Examining the results that my model classified incorrectly actually gives insight into employers and their expectations.
There are several reasons why a company might choose to display a title where the description does not match the role. Lyft, for example, on their blog, wrote the following article What’s in a name?, where they explained that they strategically chose to change the title of a Data Analyst to a Data Scientist to retain talent (in my model, this role comes up as a false negative). However, instead of encompassing both roles in one title, they updated that of Data Scientist to Research Scientist. Others have done it to attract talent and get a pool of applicants that are simply drawn to the Sexiest Job of the 21st Century, as proclaimed by Harvard Business Review. While others have changed the title to Data Scientist, but kept the Data Analyst description to attract more skilled workers.
I am curious if other companies will follow this example and broaden the definition of a Data Scientist. Will more companies use these two terms interchangeably or create new terminology like research scientist?
Frequent terms establish the baseline knowledge expected in both roles, while frequent but unique terms per role highlight key differences.
It is no surprise that SQL and analysis show up frequently in both postings (see chart below). What is interesting, however, is that statistics shows up in both. Context is very important; the words that show up surrounding this term provide additional information about the level of expertise required. Upon further inspection, it looks like this term frequently shows up alongside a list of other quantitative degrees, for both roles, so it is less surprising than it was at initial glance.
Another term that appears frequently for both is Python. The frequency of which this word shows up for Data Scientist roles is, however, considerably higher than the times it appears in Data Analyst JDs. Almost 90% of the data science roles contain the key term, while only 60% of the Data Analyst JDs have it, indicating that Python is an expected skill for a Data Scientist.
Surveying the top terms for Data Scientist, results in a collection of words that are more technical in nature. Some of the top terms are: machine learning, platform, algorithms, models, Java, programming, development (see chart below). Because data science is more of a mix of a statistics and a computer science, these terms are not surprising at all.
For Data Analysts, the key words tend to focus more on information dissemination, whether it be through through verbal or written form: reports, reporting, dashboards, communication, verbal. Data retrieval and organization is another theme that comes up: excel, strong SQL, SQL skills, trends.

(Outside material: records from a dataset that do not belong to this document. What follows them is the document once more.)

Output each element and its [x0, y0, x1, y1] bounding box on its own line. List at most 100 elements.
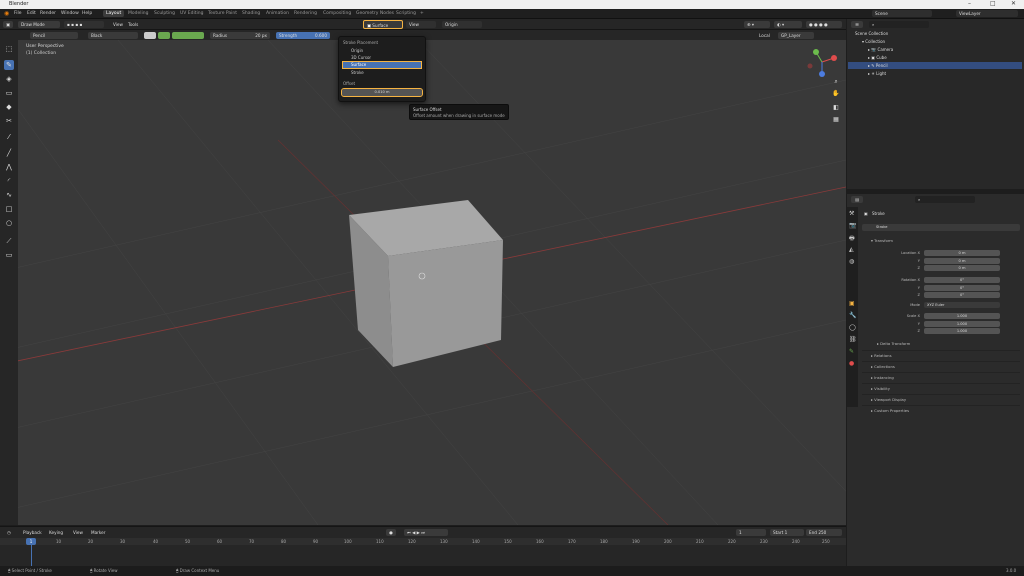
radius-field[interactable]: Radius 20 px	[210, 32, 270, 39]
perspective-toggle-icon[interactable]: ▦	[832, 116, 840, 124]
color-swatch-white[interactable]	[144, 32, 156, 39]
add-workspace-button[interactable]: +	[420, 11, 424, 16]
menu-help[interactable]: Help	[82, 11, 92, 16]
placement-option-3d-cursor[interactable]: 3D Cursor	[343, 55, 421, 61]
material-tab-icon[interactable]: ●	[849, 360, 854, 367]
scale-z-field[interactable]: 1.000	[924, 328, 1000, 334]
panel-instancing[interactable]: ▸ Instancing	[862, 372, 1020, 381]
strength-field[interactable]: Strength 0.600	[276, 32, 330, 39]
rotation-z-field[interactable]: 0°	[924, 292, 1000, 298]
constraint-tab-icon[interactable]: ⛓	[849, 336, 857, 343]
blender-logo-icon[interactable]: ◉	[4, 10, 9, 17]
curve-tool-icon[interactable]: ∿	[4, 190, 14, 200]
tab-layout[interactable]: Layout	[103, 10, 125, 17]
tab-sculpting[interactable]: Sculpting	[154, 11, 175, 16]
polyline-tool-icon[interactable]: ⋀	[4, 162, 14, 172]
outliner-row-collection[interactable]: ▾ Collection	[862, 38, 1024, 45]
navigation-gizmo[interactable]	[806, 46, 838, 78]
view-dropdown[interactable]: View	[406, 21, 436, 28]
origin-dropdown[interactable]: Origin	[442, 21, 482, 28]
shading-buttons[interactable]: ● ● ● ●	[806, 21, 842, 28]
physics-tab-icon[interactable]: ◯	[849, 324, 856, 331]
current-frame-field[interactable]: 1	[736, 529, 766, 536]
zoom-icon[interactable]: ⌕	[832, 78, 840, 86]
tab-shading[interactable]: Shading	[242, 11, 260, 16]
outliner-row-cube[interactable]: ▸ ▣ Cube	[868, 54, 1024, 61]
annotate-tool-icon[interactable]: ⟋	[4, 236, 14, 246]
placement-option-origin[interactable]: Origin	[343, 48, 421, 54]
record-button[interactable]: ●	[386, 529, 396, 536]
tool-tab-icon[interactable]: ⚒	[849, 210, 854, 217]
timeline-editor-icon[interactable]: ◷	[4, 529, 14, 536]
rotation-mode-dropdown[interactable]: XYZ Euler	[924, 302, 1000, 308]
eyedropper-tool-icon[interactable]: ⁄	[4, 132, 14, 142]
offset-field[interactable]: 0.010 m	[341, 88, 423, 97]
outliner-row-pencil[interactable]: ▸ ✎ Pencil	[848, 62, 1022, 69]
properties-search[interactable]: ⌕	[915, 196, 975, 203]
camera-view-icon[interactable]: ◧	[832, 104, 840, 112]
placement-option-stroke[interactable]: Stroke	[343, 70, 421, 76]
cutter-tool-icon[interactable]: ✂	[4, 116, 14, 126]
select-mode-buttons[interactable]: ▪ ▪ ▪ ▪	[64, 21, 104, 28]
tab-modeling[interactable]: Modeling	[128, 11, 148, 16]
measure-tool-icon[interactable]: ▭	[4, 250, 14, 260]
line-tool-icon[interactable]: ╱	[4, 148, 14, 158]
local-label[interactable]: Local	[756, 32, 773, 39]
gizmo-toggle[interactable]: ⊕ ▾	[744, 21, 770, 28]
object-tab-icon[interactable]: ▣	[849, 300, 855, 307]
circle-tool-icon[interactable]: ○	[4, 218, 14, 228]
color-swatch-green[interactable]	[158, 32, 170, 39]
properties-editor-icon[interactable]: ▤	[851, 196, 863, 203]
rotation-x-field[interactable]: 0°	[924, 277, 1000, 283]
panel-visibility[interactable]: ▸ Visibility	[862, 383, 1020, 392]
menu-render[interactable]: Render	[40, 11, 56, 16]
brush-selector[interactable]: Pencil	[30, 32, 78, 39]
outliner-editor-icon[interactable]: ☰	[851, 21, 863, 28]
playback-controls[interactable]: ⏮ ◀ ▶ ⏭	[404, 529, 448, 536]
object-name-field[interactable]: Stroke	[862, 224, 1020, 231]
data-tab-icon[interactable]: ✎	[849, 348, 854, 355]
scale-y-field[interactable]: 1.000	[924, 321, 1000, 327]
outliner-filter-icon[interactable]: ⌕	[869, 21, 929, 28]
gp-layer-selector[interactable]: GP_Layer	[778, 32, 814, 39]
menu-file[interactable]: File	[14, 11, 22, 16]
scale-x-field[interactable]: 1.000	[924, 313, 1000, 319]
maximize-button[interactable]: □	[990, 0, 996, 7]
outliner-root[interactable]: Scene Collection	[855, 30, 1021, 37]
arc-tool-icon[interactable]: ◜	[4, 176, 14, 186]
fill-tool-icon[interactable]: ◈	[4, 74, 14, 84]
playhead[interactable]: 1	[26, 538, 36, 545]
tools-menu[interactable]: Tools	[125, 21, 141, 28]
tab-uv-editing[interactable]: UV Editing	[180, 11, 203, 16]
mode-selector[interactable]: Draw Mode	[18, 21, 60, 28]
color-bar[interactable]	[172, 32, 204, 39]
render-tab-icon[interactable]: 📷	[849, 222, 856, 229]
rotation-y-field[interactable]: 0°	[924, 285, 1000, 291]
panel-transform[interactable]: ▾ Transform	[862, 236, 1020, 245]
scene-selector[interactable]: Scene	[872, 10, 932, 17]
location-x-field[interactable]: 0 m	[924, 250, 1000, 256]
tab-rendering[interactable]: Rendering	[294, 11, 317, 16]
tab-texture-paint[interactable]: Texture Paint	[208, 11, 237, 16]
box-tool-icon[interactable]: □	[4, 204, 14, 214]
panel-custom-properties[interactable]: ▸ Custom Properties	[862, 405, 1020, 414]
frame-ruler[interactable]	[0, 538, 846, 545]
panel-collections[interactable]: ▸ Collections	[862, 361, 1020, 370]
end-frame-field[interactable]: End 250	[806, 529, 842, 536]
tab-animation[interactable]: Animation	[266, 11, 289, 16]
location-y-field[interactable]: 0 m	[924, 258, 1000, 264]
start-frame-field[interactable]: Start 1	[770, 529, 804, 536]
placement-option-surface[interactable]: Surface	[342, 61, 422, 69]
panel-delta-transform[interactable]: ▸ Delta Transform	[868, 339, 1024, 348]
menu-keying[interactable]: Keying	[46, 529, 66, 536]
pan-icon[interactable]: ✋	[832, 90, 840, 98]
erase-tool-icon[interactable]: ▭	[4, 88, 14, 98]
overlay-toggle[interactable]: ◐ ▾	[774, 21, 802, 28]
editor-type-icon[interactable]: ▣	[3, 21, 13, 28]
tab-geometry-nodes[interactable]: Geometry Nodes	[356, 11, 394, 16]
outliner-row-camera[interactable]: ▸ 📷 Camera	[868, 46, 1024, 53]
panel-viewport-display[interactable]: ▸ Viewport Display	[862, 394, 1020, 403]
location-z-field[interactable]: 0 m	[924, 265, 1000, 271]
modifier-tab-icon[interactable]: 🔧	[849, 312, 856, 319]
view-menu[interactable]: View	[110, 21, 126, 28]
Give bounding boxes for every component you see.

For someone who is looking to go into the field of analytics, perhaps focusing on the skills that overlap between the two roles could be a good starting point. However, for someone looking to transition from a Data Analyst role to a Data Scientist role, focusing on the most frequent distinct skills could be of better use.
For employers uncertain what to add to their job descriptions, the above key terms could be used to determine what is the industry defacto and then modify the requirements based on company needs.
Though there is quite a bit of overlap between these two roles, there are enough unique key terms that are common for one role but not the other that help to differentiate the roles. As a result, the model did fairly well in distinguishing these two roles. However, as industry standards change and new hybrid roles are created (without modification to the titles), distinguishing these roles will become harder.
To address this role inflation, it might be interesting to instead use an unsupervised clustering model to see what roles get grouped and whether new titles could be derived from these clusters.